Audio By Carbonatix
A Partner at PricewaterhouseCoopers (PwC) Abeiku Gyan-Quansah has said Ghana’s tax system was unduly complicated and needed to be simplified to encourage compliance.
He said, “Our tax laws especially for the informal sector…is unduly complicated. So for example, if I am from the informal sector and I have employed somebody, you are asking me to go through the tax bands; which are six currently, the person will give you every reason why they cannot go through. Can we reduce this to about three of them instead of the six we currently have?”
Mr Gyan Quansah said a section of the public was not tax compliant because of the complicated nature of calculating tax under the current system.
“Why do you want to have a tax system that unduly complicates matters for you and then people use it as an excuse not to pay?” he asked.
He said, “If we want people to comply and for us to raise the relevant taxes that we want in this country, we need to ensure the systems are adequately working.
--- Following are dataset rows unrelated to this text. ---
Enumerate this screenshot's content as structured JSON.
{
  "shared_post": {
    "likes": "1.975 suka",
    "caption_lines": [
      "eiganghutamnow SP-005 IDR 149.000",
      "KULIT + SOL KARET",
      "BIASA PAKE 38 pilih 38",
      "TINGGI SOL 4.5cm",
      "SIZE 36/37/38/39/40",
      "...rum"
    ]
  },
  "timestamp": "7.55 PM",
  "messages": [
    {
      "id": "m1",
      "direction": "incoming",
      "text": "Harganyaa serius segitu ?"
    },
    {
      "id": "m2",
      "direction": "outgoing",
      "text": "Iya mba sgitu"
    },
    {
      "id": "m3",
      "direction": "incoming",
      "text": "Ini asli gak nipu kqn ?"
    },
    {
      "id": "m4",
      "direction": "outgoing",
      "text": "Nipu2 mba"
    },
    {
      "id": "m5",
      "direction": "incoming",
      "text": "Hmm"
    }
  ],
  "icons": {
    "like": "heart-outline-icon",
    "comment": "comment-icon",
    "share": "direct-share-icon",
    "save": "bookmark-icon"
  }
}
If I can actually get away with my wrongs, there is the motivation of getting away and doing the wrong thing, to what extent have we enforce our tax laws in the past.”
Speaking at the Graphic Business/Stanbic Bank Breakfast Meeting in Accra, Wednesday, Mr Gyan-Quansah said “If the people are assured that; we contribute and we have our contribution protected then we can always go back to ask for more because the natural question that anyone will ask is that what has happened to all the contributions that I have done in the past?
Innovation
Mr Gyan-Quansah said there was nothing innovative about raising tax revenue if policies and laws were not implemented.
“There is nothing innovative about raising tax revenues if the policies that you have talked about, the laws that you have passed cannot and have not been implemented.”
He said “Before we share innovative ways of raising revenue, the very first point we want to say is that; until and unless the citizens are encouraged and motivated, and reassured that the purse is being protected well we still have challenges when it comes to revenue generation”
He added, “If you have things in the law which we are not passing, you create a lot of uncertainties in the minds of people who have to do it.”